Fig. 31.1
Diagram of standard transmission electron microscopy (TEM) and scanning electron microscopy (SEM), showing major components: 1 electron optical column, 2 electron gun, 3 magnetic lenses, 4 magnetic coil, 5 apertures, 6 detector, and 7 digital imaging systems
1.
Electron optical column
2.
Electron gun that consists of an electron source to produce electrons, such as a tungsten filament
3.
Magnetic lenses to demagnify the beam
4.
Magnetic coils to control and modify the beam
5.
Apertures to define the beam and prevent electron spray
6.
Detectors to collect, detect, and display the signal
7.
Digital imaging systems that produce an image from the signal
8.
Vacuum systems consisting of vacuum pumps and a vacuum chamber
There are two basic types of electron microscopy, transmission electron microscopy (TEM) and scanning electron microscopy (SEM).
TEM uses an electron beam that transmits through ultrathin (60–90 nm) sections that are glutaraldehyde-fixed and usually double-stained. TEM produces two-dimensional images on a fluorescent screen, photographic film, or CCD (charge-coupled device) camera. TEM can detect structures by the transmission of the electron beam and discriminate details of 0.2 nm. However, the quality of the obtained image mainly depends on the preparation of the biological sample (Ross and Pawlina 2011).
SEM obtains topographic, three-dimensional images with a resolution of about 2 nm. The lens system of SEM produces a small focused spot of electrons that are then scanned over the specimen surface by deflection coil. SEM is able to produce an image by detecting secondary electrons and backscattered electrons generated from the specimen. A secondary electron detector in the SEM builds the image by mapping the signals of a finely focused electron beam that is scanned on the sample surface (Bozzola and Russell 1999; Potter and Love 1999; Ross and Pawlina 2011).
Both TEM and SEM can provide only black-and-white images. Although the original image is monochrome, micrographs can be colored digitally to emphasize details. In recent years, digital imaging systems provide incredible opportunities to obtain high-quality electron micrographs.
Biological materials usually require processing before being viewed by electron microscopy (Bozzola and Russell 1999; Ross and Pawlina 2011). The tissue preparation technique varies depending on the type of microscope and the type of specimen. Low-vacuum SEMs and the environmental scanning electron microscope (ESEM) overcome both these limitations (Slowko 2001).

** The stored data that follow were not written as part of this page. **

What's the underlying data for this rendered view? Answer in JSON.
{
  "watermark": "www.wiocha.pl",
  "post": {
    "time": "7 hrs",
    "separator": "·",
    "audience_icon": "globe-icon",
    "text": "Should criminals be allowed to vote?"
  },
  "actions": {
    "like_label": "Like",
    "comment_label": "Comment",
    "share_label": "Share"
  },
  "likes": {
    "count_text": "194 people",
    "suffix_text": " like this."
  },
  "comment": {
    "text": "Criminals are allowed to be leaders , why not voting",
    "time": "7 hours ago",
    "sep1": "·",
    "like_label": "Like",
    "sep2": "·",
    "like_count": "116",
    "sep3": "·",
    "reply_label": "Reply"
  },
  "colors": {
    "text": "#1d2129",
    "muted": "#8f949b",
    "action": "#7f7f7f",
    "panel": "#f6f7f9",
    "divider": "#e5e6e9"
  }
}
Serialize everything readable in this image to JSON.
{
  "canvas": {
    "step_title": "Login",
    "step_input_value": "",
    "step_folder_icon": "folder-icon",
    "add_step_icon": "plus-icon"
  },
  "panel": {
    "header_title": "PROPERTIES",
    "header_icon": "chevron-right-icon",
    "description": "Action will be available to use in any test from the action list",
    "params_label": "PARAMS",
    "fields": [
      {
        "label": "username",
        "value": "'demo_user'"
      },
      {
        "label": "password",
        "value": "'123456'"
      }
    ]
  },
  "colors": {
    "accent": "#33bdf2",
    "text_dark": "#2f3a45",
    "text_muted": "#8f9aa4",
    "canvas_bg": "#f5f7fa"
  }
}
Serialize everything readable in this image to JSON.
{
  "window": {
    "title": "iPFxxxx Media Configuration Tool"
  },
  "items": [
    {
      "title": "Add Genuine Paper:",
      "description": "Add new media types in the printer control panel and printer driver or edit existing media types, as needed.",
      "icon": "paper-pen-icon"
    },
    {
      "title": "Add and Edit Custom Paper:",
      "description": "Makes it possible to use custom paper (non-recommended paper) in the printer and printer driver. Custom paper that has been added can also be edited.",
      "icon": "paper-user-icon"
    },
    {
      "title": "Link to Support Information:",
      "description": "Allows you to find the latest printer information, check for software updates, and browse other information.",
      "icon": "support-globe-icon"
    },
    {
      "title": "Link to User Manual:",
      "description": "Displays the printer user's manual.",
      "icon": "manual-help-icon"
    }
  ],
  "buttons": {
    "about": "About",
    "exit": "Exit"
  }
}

The stages for tissue preparation for TEM are as follows:
(a)
Fixation: can be achieved by perfusion and microinjection or immersion using various fixatives including aldehydes.
(b)
Post fixation: performed in OsO4.
(c)
Dehydration: done with a graded series of alcohol.
(d)
Epoxy resin block preparation: treat with propylene and embed in epoxy resin.
(e)
Semi-thin sectioning: One- to two-micrometer-thick semi-thin sections obtained from the epoxy resin blocks should be stained with methylene blue or azure for light microscopy.
(f)
Ultrathin sectioning: Ultramicrotome, an instrument for cutting extremely thin sections, is used for ultrathin sectioning of tissue. Ultrathin sections are obtained from selected areas and then double-stained with uranyl acetate/lead citrate.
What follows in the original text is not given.